Askia Toure and his two sisters, Sakina and Zahira, were able to turn to the Islamic Society of Greater Houston, Texas, when their mother died of uterine cancer in 2015. The society helped Sakina, who was the only sibling that lived close to her mother when she died, to wash and shroud her mother’s body according to Islamic practice. Two days later, their mother was placed in a plot she had pre-chosen. “That’s how we’ve been raised,” Askia said, “to bury each other with dignity as soon as possible for the least amount of pain or debt inflicted on those who are still here.” When families can’t cover the cost, the community that makes up the membership of the Islamic Society pitches in. Even before Askia’s mother died, the society’s members had contributed to cover the medical costs of her final illness, using a crowdsourcing page. 

Crowdfunding for the funerals themselves is now common. Just one site alone, Go Fund Me, boasts that every year it raises $330 million for some 125,000 memorials (a level of contributions that averages out at $2,640, about a third of the typical funeral’s costs). These sites are especially important for families like the Toures because black American households have less wealth than any other racial or ethnic group in the country. When a large, one-off expense like a funeral needs to be paid, the choice facing such families is often brutally simple: ask for help or sell the car.

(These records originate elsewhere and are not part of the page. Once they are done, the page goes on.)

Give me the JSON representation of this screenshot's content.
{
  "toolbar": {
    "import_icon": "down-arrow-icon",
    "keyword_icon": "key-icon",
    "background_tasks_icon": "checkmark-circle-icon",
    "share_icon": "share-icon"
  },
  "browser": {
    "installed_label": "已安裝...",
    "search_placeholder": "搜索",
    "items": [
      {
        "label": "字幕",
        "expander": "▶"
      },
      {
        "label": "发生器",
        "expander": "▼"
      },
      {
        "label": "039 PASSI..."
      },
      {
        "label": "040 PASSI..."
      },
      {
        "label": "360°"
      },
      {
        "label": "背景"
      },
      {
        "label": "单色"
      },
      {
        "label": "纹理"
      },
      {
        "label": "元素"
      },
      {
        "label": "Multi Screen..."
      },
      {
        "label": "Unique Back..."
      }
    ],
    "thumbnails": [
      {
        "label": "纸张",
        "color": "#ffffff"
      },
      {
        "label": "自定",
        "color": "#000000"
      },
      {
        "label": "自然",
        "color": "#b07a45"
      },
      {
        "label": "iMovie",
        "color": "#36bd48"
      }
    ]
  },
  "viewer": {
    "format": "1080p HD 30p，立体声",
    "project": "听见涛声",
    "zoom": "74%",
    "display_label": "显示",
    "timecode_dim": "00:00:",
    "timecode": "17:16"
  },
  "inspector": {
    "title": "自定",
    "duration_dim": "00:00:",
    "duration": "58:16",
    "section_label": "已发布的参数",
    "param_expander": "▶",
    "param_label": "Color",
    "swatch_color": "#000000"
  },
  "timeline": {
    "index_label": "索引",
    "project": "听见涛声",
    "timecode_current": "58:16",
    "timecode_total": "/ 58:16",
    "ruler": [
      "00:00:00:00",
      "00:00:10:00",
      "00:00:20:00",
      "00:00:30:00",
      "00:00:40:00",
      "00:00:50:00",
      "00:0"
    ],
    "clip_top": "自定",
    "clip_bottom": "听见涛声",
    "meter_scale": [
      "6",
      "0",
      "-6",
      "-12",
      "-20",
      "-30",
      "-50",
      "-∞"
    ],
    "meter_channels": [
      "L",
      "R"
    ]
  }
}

Even with a community behind you, bargain-hunting is still important. Non-funeral home options are still limited—and, in fact, can often be even more expensive. You can, it is true, order a cardboard casket from Amazon for as little as $235, but then what? Most states have strict laws about where and how you can dispose of a body. Shopping around for professional funeral services is still the better option for most people. “You can find prices that range from $700 to $4,000 for the same basic service,” said Slocum. “The grief will come, but the terror [of financial ruin] doesn’t have to.”

Funerals are hard because they force us to manage a very practical matter that is simultaneously a profoundly emotional one—to make arrangements amid tumultuous feelings. One thing that can help is to have talked to a loved one before she dies about the kind of funeral she’d want. When it was time for the conversation that Jerry Burton wanted about his desire for a cheap send-off, his daughter-in-law, Melody Burton, a marketing and communications manager from Gresham, Oregon, was apprehensive. But it turned out to be a blessing, not a trauma. “You don’t get to talk about things that are so deeply personal like that very often,” she told me. “It was a beautiful time.”